Now take left hand side of ${(a+b)}^{p^n}=a^{pn}+b^{p^n}$.

$$\begin{gathered} {\left(a+b\right)}^{p^n}={\left(\left(\begin{array}{cc}0& 1\\ 0& 0\end{array}\right)+\left(\begin{array}{cc}0& 0\\ 1& 0\end{array}\right)\right)}^{2^1} \\ ={\left(\begin{array}{cc}0& 1\\ 0& 0\end{array}\right)}^2 \\ =\left(\begin{array}{cc}1& 0\\ 0& 0\end{array}\right) \end{gathered}$$

Now take right hand side of${(a+b)}^{p^n}=a^{p^n}+b^{p^n}$.

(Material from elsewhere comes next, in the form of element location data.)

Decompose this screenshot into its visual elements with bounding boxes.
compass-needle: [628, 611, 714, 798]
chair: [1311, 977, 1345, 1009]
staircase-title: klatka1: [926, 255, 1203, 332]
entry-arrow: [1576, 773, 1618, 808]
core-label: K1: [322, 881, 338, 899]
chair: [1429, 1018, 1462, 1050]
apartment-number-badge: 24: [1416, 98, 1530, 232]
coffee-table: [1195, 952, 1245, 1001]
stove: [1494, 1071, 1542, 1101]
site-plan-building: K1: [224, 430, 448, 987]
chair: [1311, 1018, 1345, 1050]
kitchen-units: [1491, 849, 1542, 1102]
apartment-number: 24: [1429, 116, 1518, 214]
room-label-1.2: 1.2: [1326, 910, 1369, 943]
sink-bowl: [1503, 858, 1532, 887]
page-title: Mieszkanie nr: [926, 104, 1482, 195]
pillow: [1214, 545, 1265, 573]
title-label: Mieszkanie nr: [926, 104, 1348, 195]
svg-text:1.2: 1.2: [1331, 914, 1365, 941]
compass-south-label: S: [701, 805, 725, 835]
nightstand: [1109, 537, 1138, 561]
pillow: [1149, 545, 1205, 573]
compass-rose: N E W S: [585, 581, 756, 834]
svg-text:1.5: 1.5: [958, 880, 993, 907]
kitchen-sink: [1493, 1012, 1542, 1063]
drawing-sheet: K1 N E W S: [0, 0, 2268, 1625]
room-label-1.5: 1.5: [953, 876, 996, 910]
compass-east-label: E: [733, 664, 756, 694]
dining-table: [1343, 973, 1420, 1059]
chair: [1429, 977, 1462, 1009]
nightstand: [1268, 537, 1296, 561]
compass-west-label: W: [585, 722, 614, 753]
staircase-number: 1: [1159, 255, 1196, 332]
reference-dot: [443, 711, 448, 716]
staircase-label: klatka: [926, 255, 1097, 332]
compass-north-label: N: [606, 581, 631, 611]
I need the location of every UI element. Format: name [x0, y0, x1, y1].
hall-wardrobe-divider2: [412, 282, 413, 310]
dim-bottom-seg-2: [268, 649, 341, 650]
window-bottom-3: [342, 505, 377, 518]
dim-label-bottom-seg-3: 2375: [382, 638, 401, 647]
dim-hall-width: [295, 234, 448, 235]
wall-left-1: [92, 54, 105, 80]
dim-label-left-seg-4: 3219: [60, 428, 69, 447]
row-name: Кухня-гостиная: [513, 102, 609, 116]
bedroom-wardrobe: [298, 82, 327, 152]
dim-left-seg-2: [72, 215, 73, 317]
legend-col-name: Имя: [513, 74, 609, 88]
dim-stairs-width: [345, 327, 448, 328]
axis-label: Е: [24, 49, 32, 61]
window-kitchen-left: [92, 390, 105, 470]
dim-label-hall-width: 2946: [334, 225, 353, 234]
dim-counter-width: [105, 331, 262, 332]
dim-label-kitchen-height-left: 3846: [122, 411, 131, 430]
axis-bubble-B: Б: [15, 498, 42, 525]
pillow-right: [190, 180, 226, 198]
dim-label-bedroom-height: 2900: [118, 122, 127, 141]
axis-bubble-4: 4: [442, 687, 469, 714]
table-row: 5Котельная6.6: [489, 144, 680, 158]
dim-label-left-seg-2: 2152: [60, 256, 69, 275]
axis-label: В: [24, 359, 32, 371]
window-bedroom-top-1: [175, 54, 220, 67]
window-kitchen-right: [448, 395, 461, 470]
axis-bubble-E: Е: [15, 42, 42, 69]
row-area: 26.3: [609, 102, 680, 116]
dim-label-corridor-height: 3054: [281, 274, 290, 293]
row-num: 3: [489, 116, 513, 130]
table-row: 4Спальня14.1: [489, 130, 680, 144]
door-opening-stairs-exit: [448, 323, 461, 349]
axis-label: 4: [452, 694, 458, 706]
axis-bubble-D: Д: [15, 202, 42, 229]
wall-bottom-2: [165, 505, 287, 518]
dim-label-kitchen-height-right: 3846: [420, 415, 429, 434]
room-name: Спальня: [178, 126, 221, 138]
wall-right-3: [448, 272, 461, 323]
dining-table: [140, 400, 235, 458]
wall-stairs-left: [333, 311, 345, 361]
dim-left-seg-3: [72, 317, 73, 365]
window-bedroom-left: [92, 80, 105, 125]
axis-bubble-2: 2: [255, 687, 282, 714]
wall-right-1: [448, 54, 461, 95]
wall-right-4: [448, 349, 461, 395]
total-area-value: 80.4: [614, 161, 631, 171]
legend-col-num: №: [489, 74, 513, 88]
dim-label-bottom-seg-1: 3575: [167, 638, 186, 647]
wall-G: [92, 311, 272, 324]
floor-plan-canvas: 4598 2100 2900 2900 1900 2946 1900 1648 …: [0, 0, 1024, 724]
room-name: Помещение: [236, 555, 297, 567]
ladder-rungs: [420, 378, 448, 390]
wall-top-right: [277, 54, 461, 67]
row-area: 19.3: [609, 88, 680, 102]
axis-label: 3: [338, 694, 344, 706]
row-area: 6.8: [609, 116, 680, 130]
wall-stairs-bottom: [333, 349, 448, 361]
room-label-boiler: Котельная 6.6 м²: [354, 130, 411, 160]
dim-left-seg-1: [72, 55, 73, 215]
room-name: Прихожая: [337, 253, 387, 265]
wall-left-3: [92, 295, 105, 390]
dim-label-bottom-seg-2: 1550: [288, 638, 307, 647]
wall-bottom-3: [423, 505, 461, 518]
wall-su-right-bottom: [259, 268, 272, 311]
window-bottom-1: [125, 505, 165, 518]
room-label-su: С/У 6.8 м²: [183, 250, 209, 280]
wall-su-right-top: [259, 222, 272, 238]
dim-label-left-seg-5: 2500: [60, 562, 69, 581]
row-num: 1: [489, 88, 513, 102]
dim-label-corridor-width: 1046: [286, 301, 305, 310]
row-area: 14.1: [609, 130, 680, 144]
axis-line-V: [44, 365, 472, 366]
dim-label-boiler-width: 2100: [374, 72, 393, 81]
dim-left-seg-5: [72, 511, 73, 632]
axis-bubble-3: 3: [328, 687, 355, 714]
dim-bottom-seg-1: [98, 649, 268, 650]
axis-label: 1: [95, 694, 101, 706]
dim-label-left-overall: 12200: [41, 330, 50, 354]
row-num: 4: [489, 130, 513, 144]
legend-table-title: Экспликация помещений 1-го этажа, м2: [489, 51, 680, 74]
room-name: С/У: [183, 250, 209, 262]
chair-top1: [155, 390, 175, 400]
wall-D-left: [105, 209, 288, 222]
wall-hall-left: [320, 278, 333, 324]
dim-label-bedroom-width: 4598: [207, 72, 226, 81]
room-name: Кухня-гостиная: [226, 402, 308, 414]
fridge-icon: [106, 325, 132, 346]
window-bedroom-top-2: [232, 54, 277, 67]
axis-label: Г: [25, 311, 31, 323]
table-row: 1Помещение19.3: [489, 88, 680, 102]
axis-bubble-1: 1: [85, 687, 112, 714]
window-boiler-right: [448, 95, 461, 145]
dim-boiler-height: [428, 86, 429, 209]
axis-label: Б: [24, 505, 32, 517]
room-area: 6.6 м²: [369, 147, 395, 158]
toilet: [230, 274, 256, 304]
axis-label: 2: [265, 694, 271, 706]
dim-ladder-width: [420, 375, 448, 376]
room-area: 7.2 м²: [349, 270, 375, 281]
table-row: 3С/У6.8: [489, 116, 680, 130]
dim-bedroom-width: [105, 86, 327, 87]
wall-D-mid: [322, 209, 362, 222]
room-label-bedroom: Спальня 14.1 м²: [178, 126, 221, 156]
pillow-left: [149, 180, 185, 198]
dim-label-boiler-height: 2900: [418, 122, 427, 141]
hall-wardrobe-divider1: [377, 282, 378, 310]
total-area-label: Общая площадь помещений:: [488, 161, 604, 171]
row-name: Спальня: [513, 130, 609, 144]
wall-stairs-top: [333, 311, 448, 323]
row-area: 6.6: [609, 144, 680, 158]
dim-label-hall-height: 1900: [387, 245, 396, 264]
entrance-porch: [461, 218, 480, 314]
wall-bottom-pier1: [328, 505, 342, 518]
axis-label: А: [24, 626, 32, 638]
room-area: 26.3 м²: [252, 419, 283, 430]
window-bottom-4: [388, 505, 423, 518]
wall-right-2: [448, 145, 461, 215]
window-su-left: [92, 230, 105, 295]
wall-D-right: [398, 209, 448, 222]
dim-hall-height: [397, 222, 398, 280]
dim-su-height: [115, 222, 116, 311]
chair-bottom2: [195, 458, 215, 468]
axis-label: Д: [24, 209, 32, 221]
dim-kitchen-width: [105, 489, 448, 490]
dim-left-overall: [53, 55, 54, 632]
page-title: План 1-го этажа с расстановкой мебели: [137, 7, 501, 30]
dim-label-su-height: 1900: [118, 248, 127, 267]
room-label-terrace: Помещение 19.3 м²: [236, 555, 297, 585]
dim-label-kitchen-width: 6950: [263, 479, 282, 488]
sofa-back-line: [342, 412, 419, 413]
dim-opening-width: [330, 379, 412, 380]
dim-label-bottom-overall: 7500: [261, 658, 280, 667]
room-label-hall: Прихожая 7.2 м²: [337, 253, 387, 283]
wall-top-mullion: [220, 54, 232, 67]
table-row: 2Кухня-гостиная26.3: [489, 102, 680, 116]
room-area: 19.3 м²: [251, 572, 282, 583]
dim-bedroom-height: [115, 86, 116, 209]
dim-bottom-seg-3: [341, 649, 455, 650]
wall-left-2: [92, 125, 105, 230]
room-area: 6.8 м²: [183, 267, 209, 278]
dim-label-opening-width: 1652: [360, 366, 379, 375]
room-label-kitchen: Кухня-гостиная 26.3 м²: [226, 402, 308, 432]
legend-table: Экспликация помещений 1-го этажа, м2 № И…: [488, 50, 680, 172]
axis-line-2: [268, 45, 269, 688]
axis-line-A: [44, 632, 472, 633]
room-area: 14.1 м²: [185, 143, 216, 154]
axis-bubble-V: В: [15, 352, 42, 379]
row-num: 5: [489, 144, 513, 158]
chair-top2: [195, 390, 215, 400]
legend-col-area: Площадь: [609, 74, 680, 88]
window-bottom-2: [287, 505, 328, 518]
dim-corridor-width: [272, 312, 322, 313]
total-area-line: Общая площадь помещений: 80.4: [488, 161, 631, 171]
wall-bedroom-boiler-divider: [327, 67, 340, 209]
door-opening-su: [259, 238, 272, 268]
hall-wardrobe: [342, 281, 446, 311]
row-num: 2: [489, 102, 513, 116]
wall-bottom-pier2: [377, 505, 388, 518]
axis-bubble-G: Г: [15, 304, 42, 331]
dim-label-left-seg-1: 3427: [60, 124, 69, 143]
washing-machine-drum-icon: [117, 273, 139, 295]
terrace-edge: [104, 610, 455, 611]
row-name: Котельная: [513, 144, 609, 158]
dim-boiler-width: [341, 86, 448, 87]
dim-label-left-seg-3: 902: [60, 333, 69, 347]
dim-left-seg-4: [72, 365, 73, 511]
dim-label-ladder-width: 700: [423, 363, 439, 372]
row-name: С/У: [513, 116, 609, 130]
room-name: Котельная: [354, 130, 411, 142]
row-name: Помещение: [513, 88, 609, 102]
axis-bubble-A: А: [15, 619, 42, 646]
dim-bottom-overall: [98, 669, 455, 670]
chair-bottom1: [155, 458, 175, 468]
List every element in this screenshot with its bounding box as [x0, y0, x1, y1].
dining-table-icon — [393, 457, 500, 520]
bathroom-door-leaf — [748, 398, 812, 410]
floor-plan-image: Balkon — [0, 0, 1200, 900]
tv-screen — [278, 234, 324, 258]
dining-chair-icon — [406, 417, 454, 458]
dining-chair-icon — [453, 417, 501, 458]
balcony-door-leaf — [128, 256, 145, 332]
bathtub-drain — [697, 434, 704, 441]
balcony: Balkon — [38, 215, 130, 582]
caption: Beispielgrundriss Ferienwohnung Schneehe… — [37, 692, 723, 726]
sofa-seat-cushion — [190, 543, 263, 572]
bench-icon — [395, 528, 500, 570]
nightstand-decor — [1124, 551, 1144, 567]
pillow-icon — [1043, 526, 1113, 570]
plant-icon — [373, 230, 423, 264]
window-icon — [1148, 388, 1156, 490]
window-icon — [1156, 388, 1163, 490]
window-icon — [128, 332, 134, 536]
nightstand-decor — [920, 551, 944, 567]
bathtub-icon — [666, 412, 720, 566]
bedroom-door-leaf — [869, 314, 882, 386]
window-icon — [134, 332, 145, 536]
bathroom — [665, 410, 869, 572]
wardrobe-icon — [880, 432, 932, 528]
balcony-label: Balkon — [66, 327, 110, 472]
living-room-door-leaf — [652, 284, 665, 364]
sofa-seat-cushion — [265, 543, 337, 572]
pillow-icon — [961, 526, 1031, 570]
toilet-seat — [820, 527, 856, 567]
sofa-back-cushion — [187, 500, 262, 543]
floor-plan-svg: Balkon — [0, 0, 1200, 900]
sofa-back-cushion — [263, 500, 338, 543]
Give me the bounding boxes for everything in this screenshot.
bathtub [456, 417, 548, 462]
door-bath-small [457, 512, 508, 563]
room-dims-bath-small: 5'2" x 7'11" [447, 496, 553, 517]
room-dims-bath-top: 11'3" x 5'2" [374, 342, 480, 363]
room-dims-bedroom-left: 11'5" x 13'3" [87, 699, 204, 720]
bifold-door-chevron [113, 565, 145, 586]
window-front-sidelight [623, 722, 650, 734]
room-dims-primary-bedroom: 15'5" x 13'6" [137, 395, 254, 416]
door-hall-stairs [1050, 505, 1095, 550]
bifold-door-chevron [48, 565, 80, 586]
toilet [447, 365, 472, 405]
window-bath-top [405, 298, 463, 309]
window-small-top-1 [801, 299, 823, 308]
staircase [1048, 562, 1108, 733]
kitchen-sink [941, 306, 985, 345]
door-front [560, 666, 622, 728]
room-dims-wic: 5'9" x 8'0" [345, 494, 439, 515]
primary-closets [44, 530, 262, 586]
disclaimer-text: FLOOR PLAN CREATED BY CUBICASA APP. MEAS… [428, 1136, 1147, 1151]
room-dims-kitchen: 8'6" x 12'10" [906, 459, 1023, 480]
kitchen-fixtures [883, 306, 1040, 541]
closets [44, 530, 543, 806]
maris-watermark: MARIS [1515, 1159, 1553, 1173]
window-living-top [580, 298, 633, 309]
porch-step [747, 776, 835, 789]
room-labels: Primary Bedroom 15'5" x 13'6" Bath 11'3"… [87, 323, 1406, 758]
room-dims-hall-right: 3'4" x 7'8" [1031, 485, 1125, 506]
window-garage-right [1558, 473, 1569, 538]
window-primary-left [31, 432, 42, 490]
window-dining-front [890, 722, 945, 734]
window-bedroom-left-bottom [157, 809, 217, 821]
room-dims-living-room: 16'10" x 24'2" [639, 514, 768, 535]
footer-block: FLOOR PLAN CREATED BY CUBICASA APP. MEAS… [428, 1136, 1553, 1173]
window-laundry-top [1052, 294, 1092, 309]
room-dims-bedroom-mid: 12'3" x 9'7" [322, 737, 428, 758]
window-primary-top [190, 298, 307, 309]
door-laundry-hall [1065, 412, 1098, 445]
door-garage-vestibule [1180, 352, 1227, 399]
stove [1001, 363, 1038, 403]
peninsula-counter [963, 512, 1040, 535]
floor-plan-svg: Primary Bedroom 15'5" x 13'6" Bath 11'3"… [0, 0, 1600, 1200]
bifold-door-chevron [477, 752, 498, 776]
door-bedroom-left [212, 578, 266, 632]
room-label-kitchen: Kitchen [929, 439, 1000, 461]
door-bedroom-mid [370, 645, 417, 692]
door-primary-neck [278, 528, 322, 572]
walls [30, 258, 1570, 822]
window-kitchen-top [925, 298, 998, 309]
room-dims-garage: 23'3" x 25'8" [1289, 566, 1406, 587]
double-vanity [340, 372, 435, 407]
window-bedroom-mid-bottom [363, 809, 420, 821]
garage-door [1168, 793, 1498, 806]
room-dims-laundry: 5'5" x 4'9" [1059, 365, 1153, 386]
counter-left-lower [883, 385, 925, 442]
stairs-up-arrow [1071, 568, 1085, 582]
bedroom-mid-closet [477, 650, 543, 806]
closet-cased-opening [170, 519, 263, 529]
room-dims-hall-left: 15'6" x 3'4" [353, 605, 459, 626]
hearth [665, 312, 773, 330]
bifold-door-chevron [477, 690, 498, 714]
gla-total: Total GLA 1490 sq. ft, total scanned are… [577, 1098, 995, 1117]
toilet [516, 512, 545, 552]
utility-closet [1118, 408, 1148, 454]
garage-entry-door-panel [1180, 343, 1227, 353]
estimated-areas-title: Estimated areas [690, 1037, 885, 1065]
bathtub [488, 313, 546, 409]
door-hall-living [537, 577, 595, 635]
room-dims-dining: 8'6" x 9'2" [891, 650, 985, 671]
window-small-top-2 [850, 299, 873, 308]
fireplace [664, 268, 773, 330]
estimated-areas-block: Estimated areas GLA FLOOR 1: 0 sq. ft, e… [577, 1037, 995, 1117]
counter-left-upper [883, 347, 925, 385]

$$\begin{gathered} a^{p^n}+b^{p^n}={\left(\begin{array}{cc}0& 1\\ 0& 0\end{array}\right)}^{2^1}+{\left(\begin{array}{cc}0& 0\\ 1& 0\end{array}\right)}^{2^1} \\ ={\left(\begin{array}{cc}0& 1\\ 0& 0\end{array}\right)}^2+{\left(\begin{array}{cc}0& 0\\ 1& 0\end{array}\right)}^2 \\ =\left(\begin{array}{cc}0& 0\\ 0& 0\end{array}\right)+\left(\begin{array}{cc}0& 0\\ 0& 0\end{array}\right) \\ =\left(\begin{array}{cc}0& 0\\ 0& 0\end{array}\right) \end{gathered}$$

This show that right hand side is not equal to left hand side. Hence Freshman’s Dream fails in both the case. So,${(a+b)}^{p^n}\ne a^{p^n}+b^{p^n}$.